Difficult communications

Communication with the outside world was notoriously difficult, former refugees said.

"There was not a piece of paper or a pen. There was nothing at all," Phuc said.

"We young people had to wait in lines to get our meals. Once, we saw a piece of paper posted on the wall. We then grabbed it off the wall and found a way to sneak our brief message to the outside world."

Phuc described food rations within the camp as a piece of bacon and a packet of instant noodles to be shared by eight refugees, though rice was plentiful.

"At that time they were putting strong pressure on us to push us into repatriation," she said.

"Many refugees failed the screening test. Several staged hunger strikes. Others pierced and cut their own bellies with knives and died because they could not get immediate emergency care. Others had diarrhea, but didn't get proper medical care and died," she recalled.

U.S-based Nguyen My Hue had similar memories.

"It was very hard for us to contact anyone outside our camp," she said. "We knew nothing about the outside world."

"We had abandoned everything to leave our homeland in the hope that we would find freedom in a safe country," said Hue, who eventually resettled in Georgia.

"In fact, we didn't know whether we could make it or not."

A former inmate of the Whitehead Detention Centre identified only as Chi said inmates lacked basic living supplies and any form of occupation or entertainment.

"We lacked both material and mental things. We were not even provided with adequate clothing," she said.

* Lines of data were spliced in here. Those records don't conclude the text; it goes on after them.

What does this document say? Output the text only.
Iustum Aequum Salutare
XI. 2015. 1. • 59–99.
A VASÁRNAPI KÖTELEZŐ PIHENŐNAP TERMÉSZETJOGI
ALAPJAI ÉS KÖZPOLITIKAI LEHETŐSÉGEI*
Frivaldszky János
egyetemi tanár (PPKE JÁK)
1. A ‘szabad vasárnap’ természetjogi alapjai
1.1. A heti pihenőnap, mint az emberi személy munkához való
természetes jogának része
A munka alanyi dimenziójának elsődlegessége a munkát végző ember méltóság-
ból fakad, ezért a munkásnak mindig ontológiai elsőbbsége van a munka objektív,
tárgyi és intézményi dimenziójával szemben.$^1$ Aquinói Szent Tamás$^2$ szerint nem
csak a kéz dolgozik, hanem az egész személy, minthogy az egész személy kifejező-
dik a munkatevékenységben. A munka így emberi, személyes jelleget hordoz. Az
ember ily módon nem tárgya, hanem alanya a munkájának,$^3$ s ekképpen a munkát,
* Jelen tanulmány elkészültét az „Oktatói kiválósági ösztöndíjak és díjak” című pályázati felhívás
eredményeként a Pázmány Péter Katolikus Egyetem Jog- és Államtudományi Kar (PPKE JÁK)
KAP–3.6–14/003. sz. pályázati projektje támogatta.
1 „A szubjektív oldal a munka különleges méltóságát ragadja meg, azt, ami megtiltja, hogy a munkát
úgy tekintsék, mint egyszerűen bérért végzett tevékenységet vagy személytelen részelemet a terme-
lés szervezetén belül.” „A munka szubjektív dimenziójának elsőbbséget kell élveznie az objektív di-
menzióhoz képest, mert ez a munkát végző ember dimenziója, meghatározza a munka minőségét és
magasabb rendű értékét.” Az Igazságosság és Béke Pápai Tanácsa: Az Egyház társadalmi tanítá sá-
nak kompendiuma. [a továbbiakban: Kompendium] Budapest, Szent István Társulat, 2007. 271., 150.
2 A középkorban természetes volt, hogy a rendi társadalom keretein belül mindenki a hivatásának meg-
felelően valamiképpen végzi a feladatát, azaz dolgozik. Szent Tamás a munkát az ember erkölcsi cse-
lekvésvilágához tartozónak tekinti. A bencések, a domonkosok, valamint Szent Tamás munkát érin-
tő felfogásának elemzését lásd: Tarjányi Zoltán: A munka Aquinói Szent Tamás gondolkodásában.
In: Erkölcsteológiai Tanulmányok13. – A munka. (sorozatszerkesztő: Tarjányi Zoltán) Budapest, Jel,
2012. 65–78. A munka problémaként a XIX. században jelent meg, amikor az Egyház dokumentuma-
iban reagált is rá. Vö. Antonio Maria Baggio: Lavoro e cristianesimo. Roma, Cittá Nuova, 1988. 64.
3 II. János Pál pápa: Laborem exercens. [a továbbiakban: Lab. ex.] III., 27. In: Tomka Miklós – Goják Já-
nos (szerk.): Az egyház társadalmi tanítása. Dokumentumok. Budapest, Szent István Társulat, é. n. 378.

"The public bathing hall was very large. It was a place where hundreds of women bathed at the same time. As far as our mental condition was concerned, we lived in great anxiety because we did not know where our future would be."

Born inside

The lives of Vietnamese in the camps were punctuated with vicious fights, camp inspections, and police repression of unrest, amid an atmosphere of great tension.

A whole generation of children was born in the camps who had never known life outside the barbed wire that encircled them.

"When these babies were allowed to get out of the camp and watch everything around them, they thought dogs and water buffaloes were big rats, because in their forbidden camp they could see only rats and nothing else," former refugee My Hue said.